The Radio Ham
"The Radio Ham" is an episode from the comedy series Hancock, the final BBC series featuring British comedian Tony Hancock. First transmitted on 9 June 1961, the show was written by Ray Galton and Alan Simpson, and was produced by Duncan Wood. The title is a retronym.
Synopsis
Anthony Hancock has taken up amateur radio as a hobby but is dissatisfied with his conversations with other users, which consist mainly of remote games of chess and Snakes and Ladders, as well as discussions about the weather with a fellow operator in Tokyo who speaks poor English.Just as he is expressing his wish for more excitement in his hobby he hears a distress signal from a yachtsman whose boat is sinking. Hancock tries to help but struggles to copy down the man's location details correctly, suffering numerous inconveniences and interruptions such as a broken pencil, having to put another shilling in the electricity meter, having his radio set forcibly disconnected by his burly neighbour, getting the longitude and latitude mixed up and/or completely wrong, and, finally, the radio's valves giving out.
Hancock enlists the help of the police to get new valves, but when he gets his radio set working again he cannot re-establish contact with the man in distress. One of the police officers then reads in the newspaper that the yachtsman was rescued with the assistance of a radio operator in Tokyo, whom Hancock assumes with dismay to be his interlocutor from earlier.

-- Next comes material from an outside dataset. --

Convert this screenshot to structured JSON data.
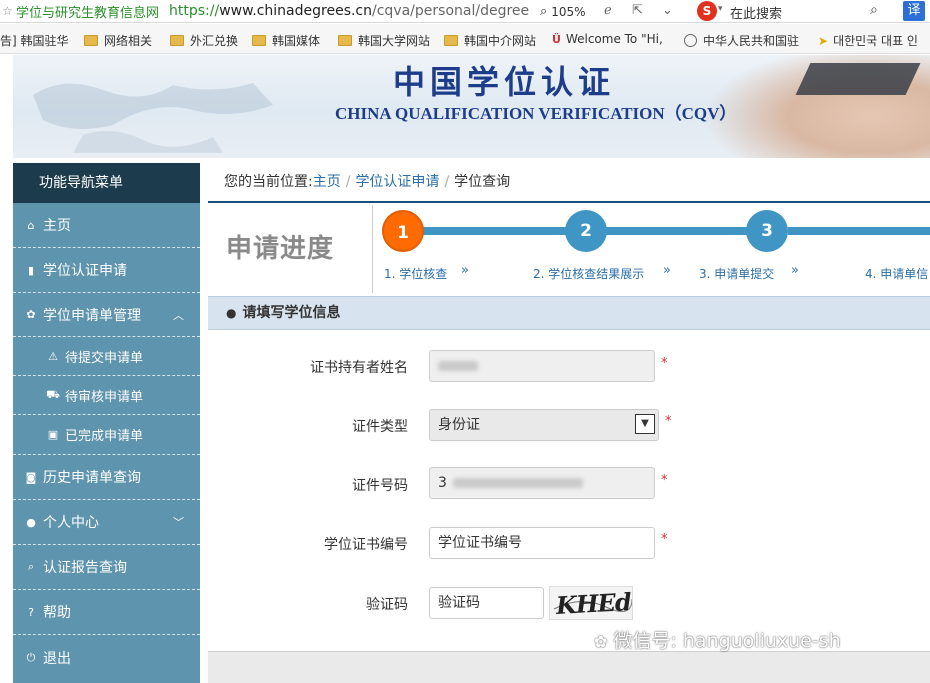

Resuming his usual radio activities Hancock suffers checkmate in his chess game, following which he disconnects all the cables from his radio set whilst singing "When You Come to the End of a Perfect Day".
Cast
- Tony Hancock - Anthony Aloysius Hancock
- Annie Leake - Woman
- Michael Peake - Very large man
- Edwin Richfield - Policeman
- Bernard Hunter - Policeman
- Andrew Faulds - Yachtsman's voice
- John Bluthal - Radio voice
- Geoffrey Matthews - Radio voice
- Geoffrey Lewis - Radio voice
- Honor Shepherd - Radio voice
Pye re-recording
The re-recorded Pye version has a different ending from the original, with Hancock instead announcing over the airwaves that he is selling his radio equipment and inviting bids for it.